UNDERGROUND USA was a one day public history/arts education event which focused on one chapter of Oregon print cartooning history. It took place on October 15, 2016 at the White Stag Building in Portland. The original website is still accessible here.
Two underground papers, the Willamette Bridge (1968-1971) and the Portland Scribe (1972-1978), provided first jobs for a generation of artists and writers who went on to have national careers. The Oregon Cartoon Institute invited five of them – artists Bill Plympton and David Chelsea, and writers Norman Solomon, Richard Gehr and Maurice Isserman – to return to Portland to talk about these early experiences.
The Portland they knew was a blue collar city rapidly decaying forward, transforming itself under the vision of a young activist mayor. Tom McCall Park was a freeway, Pioneer Courthouse Square was a parking lot, and the river smelled. KBOO-FM started during this period. Penny Allen made her first underground feature, and WiII Vinton jumped from the underground to the Oscars.
The conference was created in partnership with the University of Oregon Comics & Cartooning Studies and PSU Comics Studies, and with support from Oregon Historical Society. Additional support from Ross Lienhart, McMenamins, Kinsman Foundation, Miller Foundation, and the fiscal sponsorship of Oregon Cultural Heritage Commission.

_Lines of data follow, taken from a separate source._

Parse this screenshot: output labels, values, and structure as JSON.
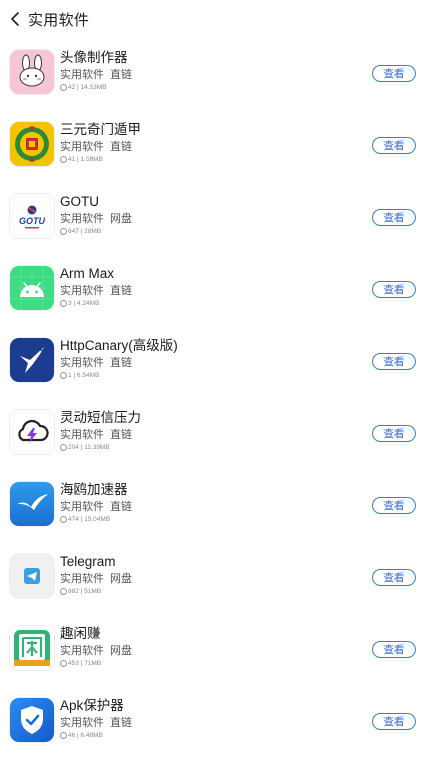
{
  "header": {
    "back_icon": "chevron-left-icon",
    "title": "实用软件"
  },
  "apps": [
    {
      "name": "头像制作器",
      "category": "实用软件",
      "link_type": "直链",
      "stats": "42 | 14.53MB",
      "icon": "bunny-avatar-icon",
      "action": "查看"
    },
    {
      "name": "三元奇门遁甲",
      "category": "实用软件",
      "link_type": "直链",
      "stats": "41 | 1.58MB",
      "icon": "qimen-emblem-icon",
      "action": "查看"
    },
    {
      "name": "GOTU",
      "category": "实用软件",
      "link_type": "网盘",
      "stats": "647 | 28MB",
      "icon": "gotu-logo-icon",
      "action": "查看"
    },
    {
      "name": "Arm Max",
      "category": "实用软件",
      "link_type": "直链",
      "stats": "3 | 4.24MB",
      "icon": "android-robot-icon",
      "action": "查看"
    },
    {
      "name": "HttpCanary(高级版)",
      "category": "实用软件",
      "link_type": "直链",
      "stats": "1 | 6.54MB",
      "icon": "canary-bird-icon",
      "action": "查看"
    },
    {
      "name": "灵动短信压力",
      "category": "实用软件",
      "link_type": "直链",
      "stats": "204 | 11.39MB",
      "icon": "lightning-cloud-icon",
      "action": "查看"
    },
    {
      "name": "海鸥加速器",
      "category": "实用软件",
      "link_type": "直链",
      "stats": "474 | 15.04MB",
      "icon": "seagull-icon",
      "action": "查看"
    },
    {
      "name": "Telegram",
      "category": "实用软件",
      "link_type": "网盘",
      "stats": "882 | 51MB",
      "icon": "telegram-plane-icon",
      "action": "查看"
    },
    {
      "name": "趣闲赚",
      "category": "实用软件",
      "link_type": "网盘",
      "stats": "453 | 71MB",
      "icon": "xian-character-icon",
      "action": "查看"
    },
    {
      "name": "Apk保护器",
      "category": "实用软件",
      "link_type": "直链",
      "stats": "46 | 6.48MB",
      "icon": "shield-check-icon",
      "action": "查看"
    }
  ]
}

KBOO hosted a radio show in anticipation of the event. Listen to the show here.
Planning the conference
Underground USA was by far the most ambitious Oregon Cartoon Institute project. It supported and complemented the Oregon Historical Society’s June 2016 exhibit Comic City, USA on the history of print cartooning in Oregon. You can see the OHS press release here and access the original concept here.
Originally, the OCI approached Victor Navasky as the keynote speaker. Anne Richardson answered the question “Why Navasky” in this handout.
The talks
Six writers and artists weighed in on Portland’s current status as a comics capital, and talked about their own origins in Portland’s underground press.
Keynote: Patrick Rosenkranz. The author of Rebel Visions: The Underground Comics Revolution 1963-1975, opened the symposium by discussing Carl Barks and Basil Wolverton, and the impact these two Oregon artists had on underground comics, the graphic novel, and the comic book art form overall. Watch his talk here.
David Chelsea drew illustrations for the Scribe. Watch his talk about the visual vocabulary of the underground press, and gives a guided tour of his own work here.
Maurice Isserman (top) and Normal Solomon (bottom). Maurice lead an onstage conversation with fellow Scribe alumn, Norman Solomon, about the politics and culture which produced the community which created Portland’s underground press. Watch their conversation here.
Anne Richardson, OCI co-founder and mastermind behind Underground USA discussed the cultural geography of Portland’s underground press in relation to Robert Johnston’s theory of Portland’s Progressive Era radical middle class. Watch her talk here.
Richard Gehr engages in a conversation with surprise guest Matt Groening. Gehr intended to talk about his own development as a music critic, beginning with the music he listened to during the underground era, when he sold the Portland Scribe (25 cents a copy!). Watch Gehr and Groening here.
Watch the panel discussion that also included Bill Plympton here. Pictured kneeling is surprise guest Walt Curtis.